Standard Chartered Bank Kenya’s net profit for the half-year ended June 2023 rose by 27.7 percent to Sh6.91 billion on the higher interest income from customer loans and foreign exchange commissions.
The lender’s top-line revenue rose by a third to Sh20.88 billion in the period, while operating expenses rose by 40.6 percent to Sh11.23 billion, largely on account of higher provisioning for bad loans and higher employee costs.
“Operating income increased 34 percent driven by strong performance across our wealth management, financial markets and retail products; operating expenses were up due to increased staff costs and continued investment spend into transformational digital initiatives,” said StanChart.
The lender’s net interest income grew at a faster pace compared to non-funded income, reflecting the impact of higher interest rates on loans on the economy.
Net interest income was up 38.4 percent to Sh13.85 billion, with earnings from lending to customers going up by 34.4 percent to Sh8.01 billion, while interest earned from lending to the government was flat at Sh4.82 billion in the period.
Its loan book stood at Sh145.4 billion at the end of June, up by 13 percent from Sh128.5 billion a year earlier, while its stock of government securities fell by Sh34.26 billion to Sh69.3 billion in the period.
Customer deposits fell by Sh3.2 billion in the period, to Sh283.7 billion. Fees and commissions from forex trading doubled to Sh4.46 billion, backing a 26.9 percent growth in non-funded income to Sh7.03 billion.
Most big banks have been reporting higher income from foreign exchange arising out of the weakening of the shilling against major hard currencies.

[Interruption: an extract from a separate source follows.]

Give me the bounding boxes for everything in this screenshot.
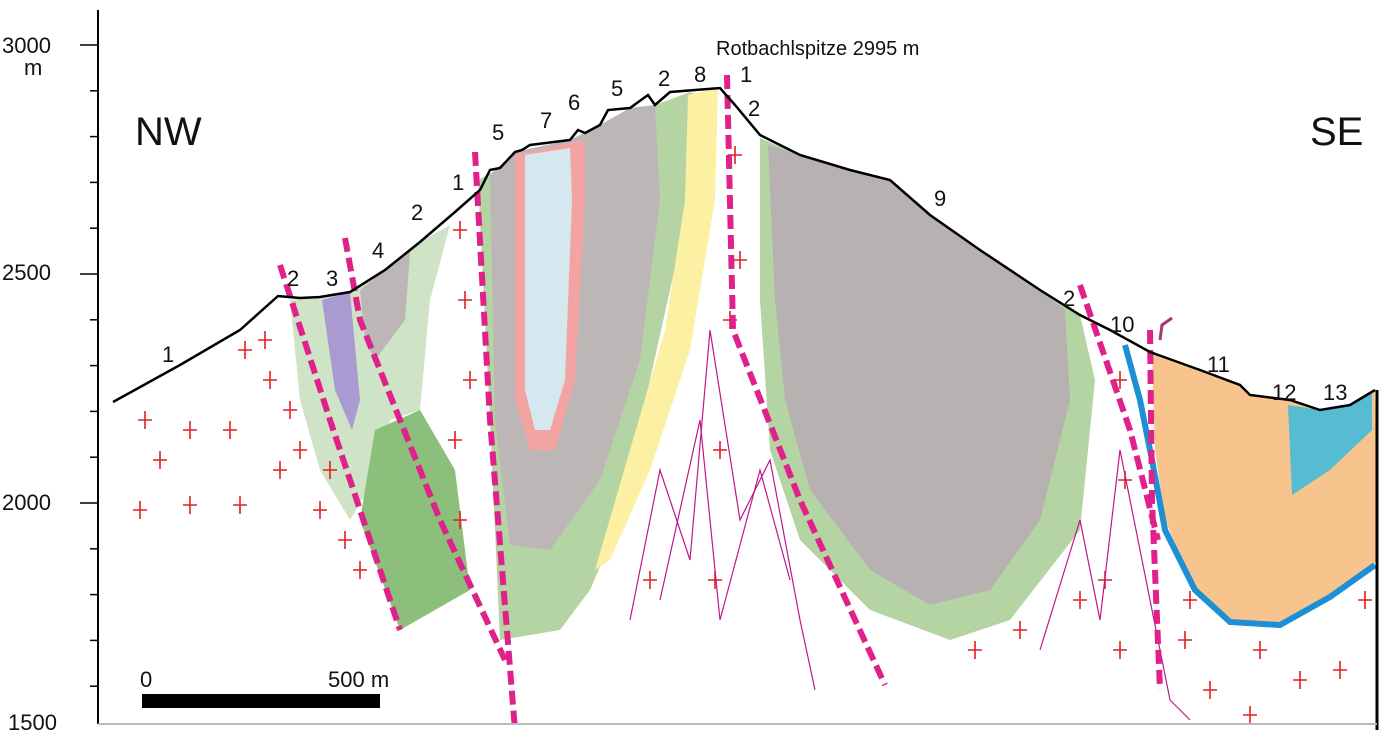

On the expense side, StanChart raised its provisioning for bad loans to Sh2.04 billion from Sh108.2 million in June 2022, citing a difficult economic environment that has raised the volume of repayment defaults —where the banking sector NPL ratio stood at 14.5 percent in June 2023.
“Loan impairment charge has increased by Sh1.9 billion [year-on-year] reflecting a volatile and challenging micro-economic environment,” said the bank.
The lender, however, expressed optimism that with inflation starting to cool off, and the measures being taken by both the monetary and fiscal authorities to stabilise the economy, there will be an improvement in the second half of the year.
The bank is not paying investors an interim dividend for the half-year period.
In 2022, Stanchart paid an interim dividend of Sh6 per share, but this was only announced at the end of the third quarter of the year.